On April 26, 1986, the nuclear power plant Chernobyl explodes in the Ukraine. It is one of the worst man-made disasters in history.
Director: Johan Renck
Cast: Jared Harris, Stellan Skarsgard, Emily Watson, Jessie Buckley, Paul Ritter
TV Rating: TV-MA for language, some nudity, adult situations
Fun Fact: Daniel Day-Lewis was originally intended to play Valery Legasov. Day-Lewis retired from acting shortly before production.
Chernobyl is a historical fiction miniseries from HBO that was released in 2019. I know I’m behind in getting a review with this one as I always tend to be behind in television series. I had intended to review this in 2019, but I had some health issues that I had to attend to, so I had gone on a hiatus of sorts. I hadn’t really heard about the incident at Chernobyl before the miniseries was released. It had happened a couple of years before I was born and my history classes in school never really mentioned it when we were talking about the Cold War. I had asked my Mom recently what she remembered about it and she told me it was a big deal and something like that never had happened like that until then.
The series does have a blend of history and fiction as some parts of it are fiction to heighten the drama. There are lots of conversations behind closed doors that had happened that we don’t really know what exactly happened in those conversations. Series creator Craig Mazin who is known for his works in comedic works based his writing on people that had lived through the incident. We get to know various characters stories and some characters are fictional. There’s a character that is based on all the scientists that had worked on the investigation, so it was a fitting tribute to have them all represented in one character. I believe that was a good decision on Mazin’s part due to the fact that series would be overcrowded with too many people. There are quite a few people to follow in this series so having a fictional character represent a good majority was a good way to go. The major part of the plot is how the accident happened and the cover up that the government and certain people tried to do to save their own skin. Mazin’s writing is well done to the point it will make you mad at these people because something like this shouldn’t have happened or never should happen again. Director Johan Renck takes the material and does an amazing job at creating tension between the characters. There are some decisions that some of the characters do that make you scratch your head and wonder why they would do something like that.
Technically Chernobyl is beautifully made as ever aspect of it is unique in its own way. The color tone is darker that fits the mood. The series has a darker tone in content and the darker colors reflect that. The location of filming is also fantastic, and it felt like being back in USSR controlled Ukraine. It had the feel of being back in the 1980’s and even the costumes reflect that. The musical score by Hildur Guðnadóttir is haunting and also reflects the uncomfortableness of the series. Some of my favorite bits of sound was the static. I hope she gets even more work as her music is fantastic. The make up effects on the people with radiation burns is phenomenal. It’s disturbing to look at as it should be and more important realistic.

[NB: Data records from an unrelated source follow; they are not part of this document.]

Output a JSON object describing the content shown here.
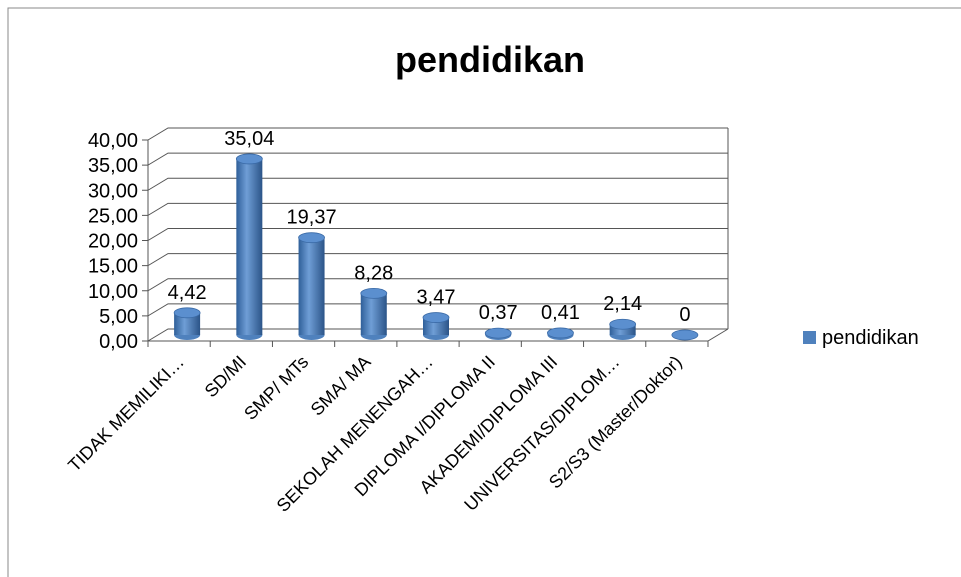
{
  "chart_data": {
    "type": "bar",
    "title": "pendidikan",
    "categories": [
      "TIDAK MEMILIKI…",
      "SD/MI",
      "SMP/ MTs",
      "SMA/ MA",
      "SEKOLAH MENENGAH…",
      "DIPLOMA I/DIPLOMA II",
      "AKADEMI/DIPLOMA III",
      "UNIVERSITAS/DIPLOM…",
      "S2/S3 (Master/Doktor)"
    ],
    "series": [
      {
        "name": "pendidikan",
        "color": "#4f81bd",
        "values": [
          4.42,
          35.04,
          19.37,
          8.28,
          3.47,
          0.37,
          0.41,
          2.14,
          0
        ],
        "value_labels": [
          "4,42",
          "35,04",
          "19,37",
          "8,28",
          "3,47",
          "0,37",
          "0,41",
          "2,14",
          "0"
        ]
      }
    ],
    "ylim": [
      0,
      40
    ],
    "yticks": [
      {
        "value": 0,
        "label": "0,00"
      },
      {
        "value": 5,
        "label": "5,00"
      },
      {
        "value": 10,
        "label": "10,00"
      },
      {
        "value": 15,
        "label": "15,00"
      },
      {
        "value": 20,
        "label": "20,00"
      },
      {
        "value": 25,
        "label": "25,00"
      },
      {
        "value": 30,
        "label": "30,00"
      },
      {
        "value": 35,
        "label": "35,00"
      },
      {
        "value": 40,
        "label": "40,00"
      }
    ],
    "grid": true,
    "legend": "right"
  }
}
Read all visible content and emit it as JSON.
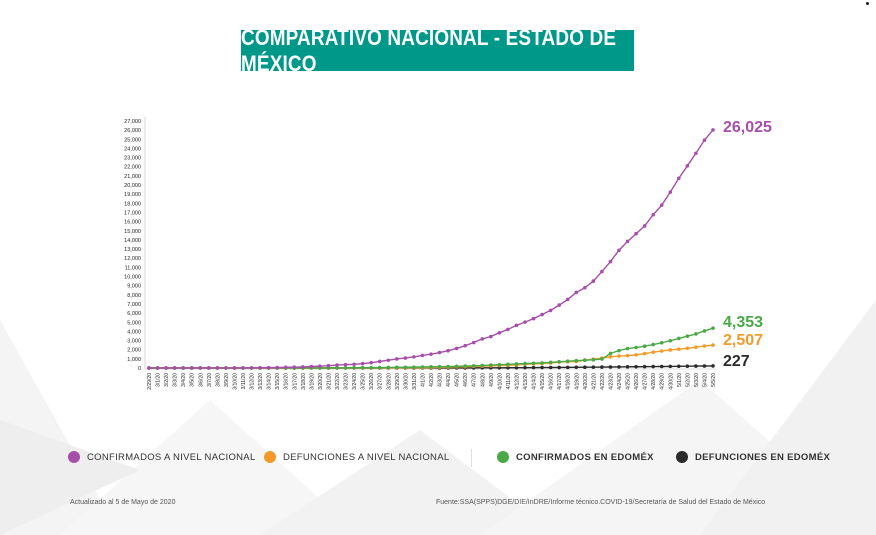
{
  "title": "COMPARATIVO NACIONAL - ESTADO DE MÉXICO",
  "legend": {
    "nacional_conf": "CONFIRMADOS A NIVEL NACIONAL",
    "nacional_def": "DEFUNCIONES A NIVEL NACIONAL",
    "edomex_conf": "CONFIRMADOS EN EDOMÉX",
    "edomex_def": "DEFUNCIONES EN EDOMÉX"
  },
  "footer": {
    "updated": "Actualizado al 5 de Mayo de 2020",
    "source": "Fuente:SSA(SPPS)DGE/DIE/InDRE/Informe técnico.COVID-19/Secretaría de Salud del Estado de México"
  },
  "chart_data": {
    "type": "line",
    "x": [
      "2/29/20",
      "3/1/20",
      "3/2/20",
      "3/3/20",
      "3/4/20",
      "3/5/20",
      "3/6/20",
      "3/7/20",
      "3/8/20",
      "3/9/20",
      "3/10/20",
      "3/11/20",
      "3/12/20",
      "3/13/20",
      "3/14/20",
      "3/15/20",
      "3/16/20",
      "3/17/20",
      "3/18/20",
      "3/19/20",
      "3/20/20",
      "3/21/20",
      "3/22/20",
      "3/23/20",
      "3/24/20",
      "3/25/20",
      "3/26/20",
      "3/27/20",
      "3/28/20",
      "3/29/20",
      "3/30/20",
      "3/31/20",
      "4/1/20",
      "4/2/20",
      "4/3/20",
      "4/4/20",
      "4/5/20",
      "4/6/20",
      "4/7/20",
      "4/8/20",
      "4/9/20",
      "4/10/20",
      "4/11/20",
      "4/12/20",
      "4/13/20",
      "4/14/20",
      "4/15/20",
      "4/16/20",
      "4/17/20",
      "4/18/20",
      "4/19/20",
      "4/20/20",
      "4/21/20",
      "4/22/20",
      "4/23/20",
      "4/24/20",
      "4/25/20",
      "4/26/20",
      "4/27/20",
      "4/28/20",
      "4/29/20",
      "4/30/20",
      "5/1/20",
      "5/2/20",
      "5/3/20",
      "5/4/20",
      "5/5/20"
    ],
    "yticks": [
      "0",
      "1,000",
      "2,000",
      "3,000",
      "4,000",
      "5,000",
      "6,000",
      "7,000",
      "8,000",
      "9,000",
      "10,000",
      "11,000",
      "12,000",
      "13,000",
      "14,000",
      "15,000",
      "16,000",
      "17,000",
      "18,000",
      "19,000",
      "20,000",
      "21,000",
      "22,000",
      "23,000",
      "24,000",
      "25,000",
      "26,000",
      "27,000"
    ],
    "ylim": [
      0,
      27000
    ],
    "series": [
      {
        "key": "nacional_conf",
        "color": "#a64ea9",
        "values": [
          4,
          5,
          5,
          5,
          5,
          5,
          7,
          7,
          7,
          7,
          7,
          12,
          15,
          26,
          41,
          53,
          82,
          93,
          118,
          164,
          203,
          251,
          316,
          367,
          405,
          475,
          585,
          717,
          848,
          993,
          1094,
          1215,
          1378,
          1510,
          1688,
          1890,
          2143,
          2439,
          2785,
          3181,
          3441,
          3844,
          4219,
          4661,
          5014,
          5399,
          5847,
          6297,
          6875,
          7497,
          8261,
          8772,
          9501,
          10544,
          11633,
          12872,
          13842,
          14677,
          15529,
          16752,
          17799,
          19224,
          20739,
          22088,
          23471,
          24905,
          26025
        ],
        "end_label": "26,025"
      },
      {
        "key": "edomex_conf",
        "color": "#4aa846",
        "values": [
          0,
          0,
          0,
          0,
          0,
          0,
          0,
          0,
          0,
          0,
          0,
          0,
          0,
          2,
          3,
          3,
          5,
          6,
          8,
          10,
          12,
          15,
          20,
          25,
          30,
          36,
          42,
          50,
          60,
          70,
          82,
          95,
          110,
          125,
          140,
          160,
          180,
          210,
          240,
          280,
          320,
          360,
          400,
          440,
          480,
          520,
          560,
          620,
          680,
          740,
          800,
          850,
          900,
          980,
          1600,
          1900,
          2120,
          2240,
          2380,
          2560,
          2760,
          2980,
          3230,
          3480,
          3720,
          4050,
          4353
        ],
        "end_label": "4,353"
      },
      {
        "key": "nacional_def",
        "color": "#f39a2b",
        "values": [
          0,
          0,
          0,
          0,
          0,
          0,
          0,
          0,
          0,
          0,
          0,
          0,
          0,
          0,
          0,
          0,
          0,
          0,
          1,
          1,
          2,
          2,
          4,
          5,
          6,
          8,
          12,
          16,
          20,
          28,
          29,
          29,
          37,
          50,
          79,
          94,
          125,
          141,
          174,
          194,
          233,
          273,
          296,
          332,
          406,
          449,
          486,
          546,
          650,
          686,
          712,
          857,
          970,
          1069,
          1221,
          1305,
          1351,
          1434,
          1569,
          1732,
          1859,
          1972,
          2061,
          2154,
          2271,
          2404,
          2507
        ],
        "end_label": "2,507"
      },
      {
        "key": "edomex_def",
        "color": "#2b2b2b",
        "values": [
          0,
          0,
          0,
          0,
          0,
          0,
          0,
          0,
          0,
          0,
          0,
          0,
          0,
          0,
          0,
          0,
          0,
          0,
          0,
          0,
          0,
          0,
          0,
          0,
          0,
          0,
          1,
          1,
          2,
          2,
          3,
          3,
          4,
          5,
          6,
          8,
          10,
          12,
          14,
          16,
          20,
          24,
          28,
          32,
          36,
          42,
          48,
          54,
          60,
          68,
          76,
          84,
          92,
          100,
          110,
          120,
          128,
          136,
          145,
          155,
          165,
          175,
          186,
          197,
          208,
          218,
          227
        ],
        "end_label": "227"
      }
    ],
    "legend_placement": "bottom",
    "grid": false
  }
}
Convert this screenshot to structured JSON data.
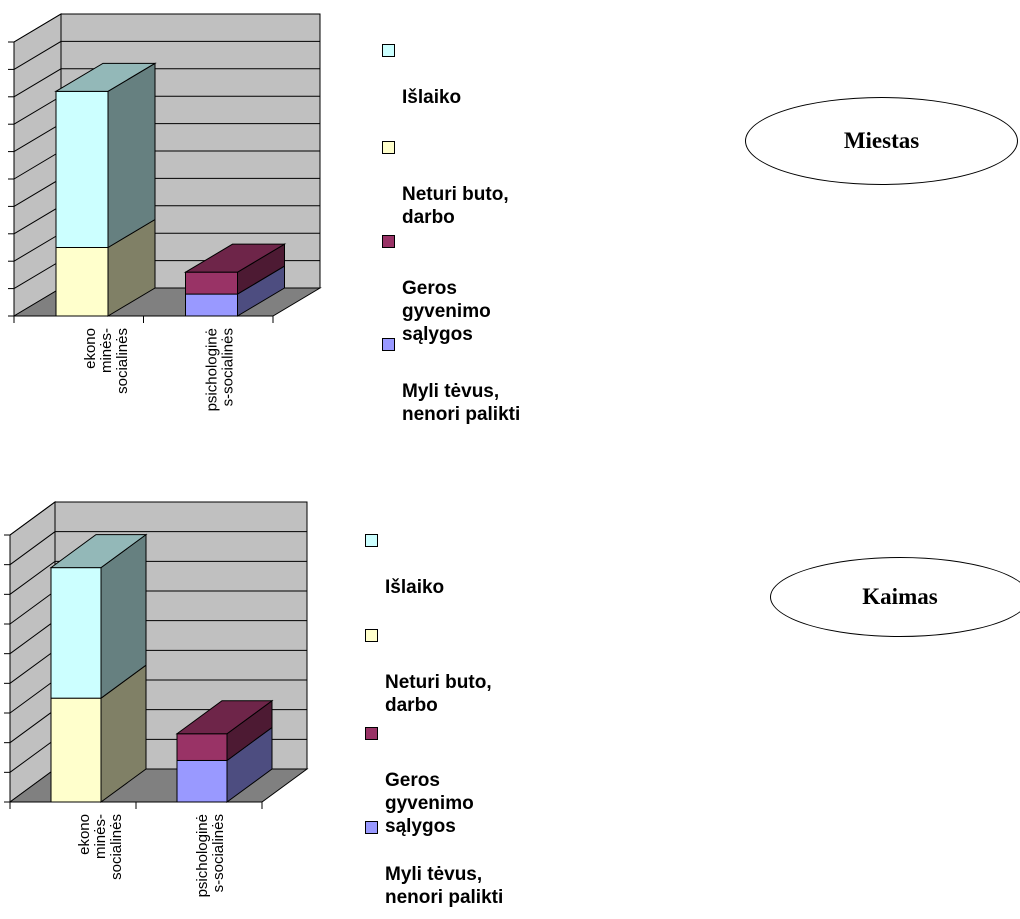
{
  "chart_data": [
    {
      "type": "bar",
      "stacked": true,
      "three_d": true,
      "categories": [
        "ekono\nminės-\nsocialinės",
        "psichologinė\ns-socialinės"
      ],
      "series": [
        {
          "name": "Išlaiko",
          "values": [
            5.7,
            0
          ],
          "color": "#CCFFFF"
        },
        {
          "name": "Neturi buto, darbo",
          "values": [
            2.5,
            0
          ],
          "color": "#FFFFCC"
        },
        {
          "name": "Geros gyvenimo sąlygos",
          "values": [
            0,
            0.8
          ],
          "color": "#993366"
        },
        {
          "name": "Myli tėvus, nenori palikti",
          "values": [
            0,
            0.8
          ],
          "color": "#9999FF"
        }
      ],
      "ylim": [
        0,
        10
      ],
      "grid": true,
      "legend_position": "right",
      "label": "Miestas"
    },
    {
      "type": "bar",
      "stacked": true,
      "three_d": true,
      "categories": [
        "ekono\nminės-\nsocialinės",
        "psichologinė\ns-socialinės"
      ],
      "series": [
        {
          "name": "Išlaiko",
          "values": [
            4.4,
            0
          ],
          "color": "#CCFFFF"
        },
        {
          "name": "Neturi buto, darbo",
          "values": [
            3.5,
            0
          ],
          "color": "#FFFFCC"
        },
        {
          "name": "Geros gyvenimo sąlygos",
          "values": [
            0,
            0.9
          ],
          "color": "#993366"
        },
        {
          "name": "Myli tėvus, nenori palikti",
          "values": [
            0,
            1.4
          ],
          "color": "#9999FF"
        }
      ],
      "ylim": [
        0,
        9
      ],
      "grid": true,
      "legend_position": "right",
      "label": "Kaimas"
    }
  ],
  "legend_labels": [
    "Išlaiko",
    "Neturi buto,\ndarbo",
    "Geros\ngyvenimo\nsąlygos",
    "Myli tėvus,\nnenori palikti"
  ]
}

The cast brings its A-game with great performances. Jared Harris leads the cast as the scientist Valery Legasov. He’s determined to uncover the truth and will stop at nothing at getting there. Stellan Skarsgard delivers in my opinion his best performance as Boris Shcherbina, who is one of the people in charge of the case. Skarsgard won the Golden Globe for best supporting actor for the series and deservedly so. Emily Watson plays a fictional character and when she is on screen it’s enjoyable. In fact, when all three of these performers are on screen it’s some of the best parts of the series due to the chemistry between them.

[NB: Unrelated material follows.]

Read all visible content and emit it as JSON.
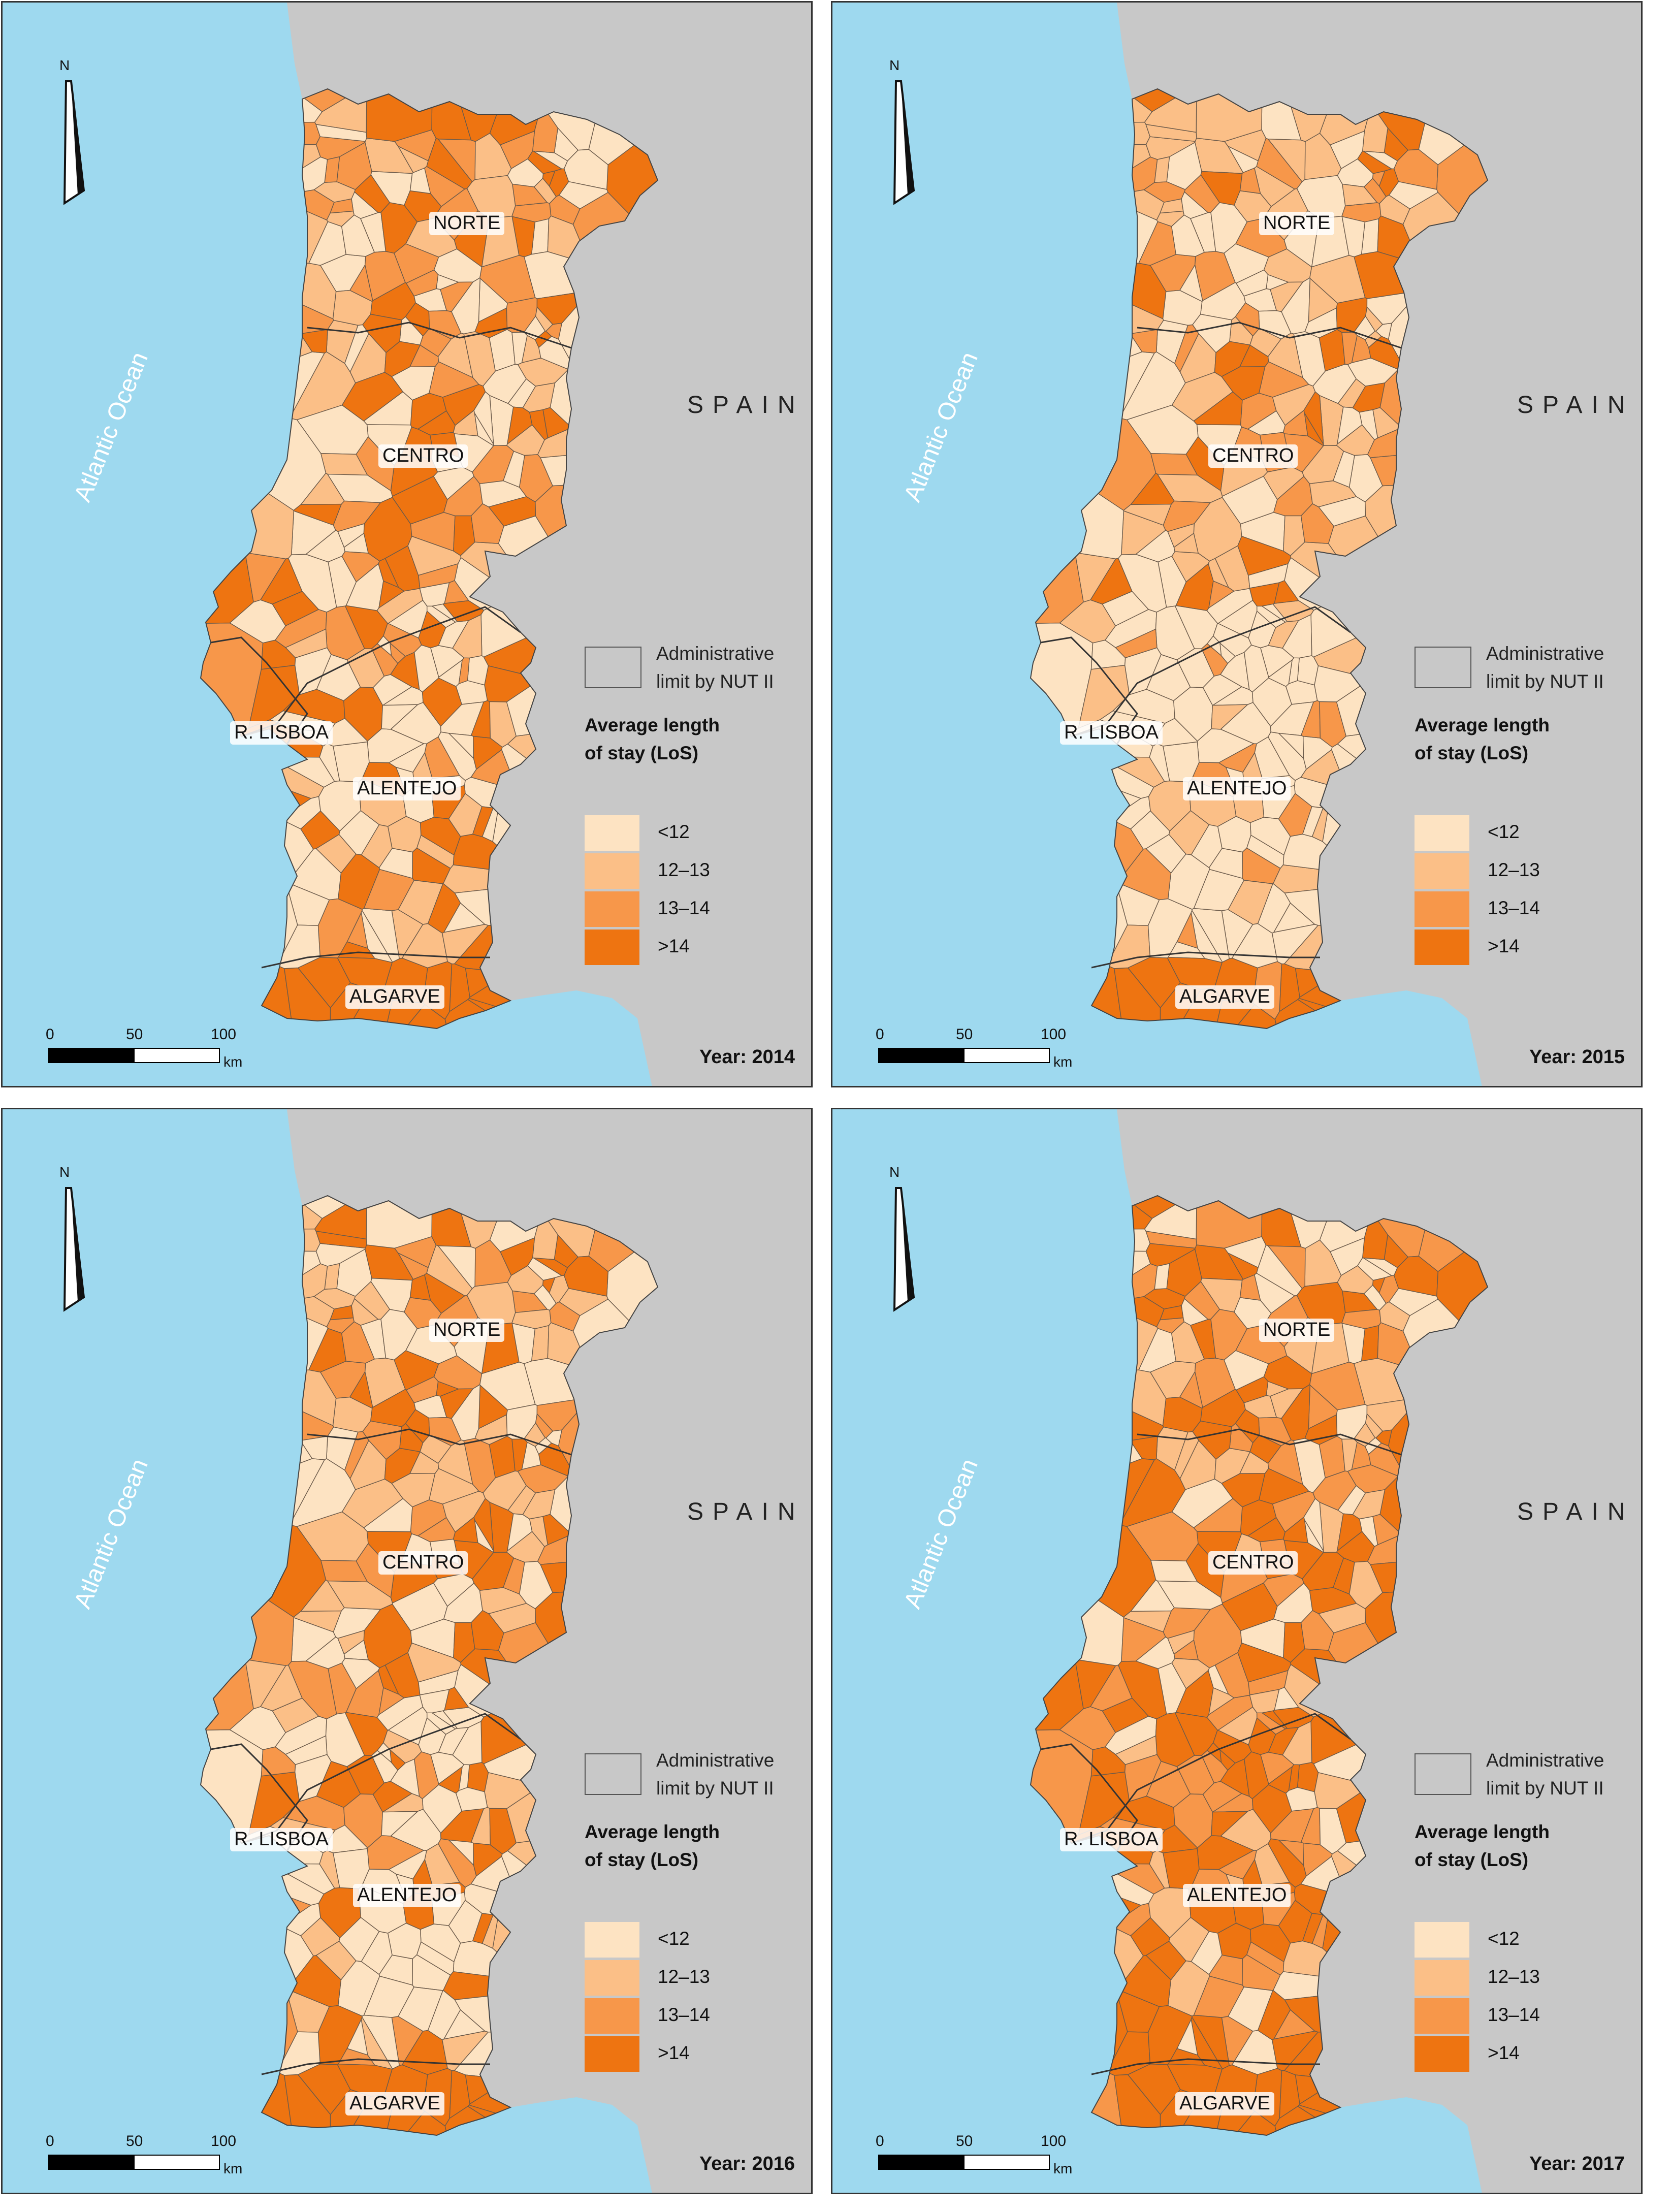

Overall. Chernobyl is a fantastic miniseries and if you have HBO you need to see it now. It has a nice blend of history and fiction to heighten up the tension of the subject matter. The show is very dark in its themes and the technical achievements match that from the look of it, music, and the make up effects. The team of Mazin and Renck bring this incident to life through the writing, directing and acting. All of the performances are engaging to watch, and I couldn’t get enough of them. This show isn’t for the faint of heart as well and it really shows in episode four, as that one is the hardest one to watch. While watching the show it brought to my attention that this is relatable to what is going on today with Covid-19. There are people out there covering it up and there are people also searching for answers. Maybe we can learn about what happened at Chernobyl to say never again.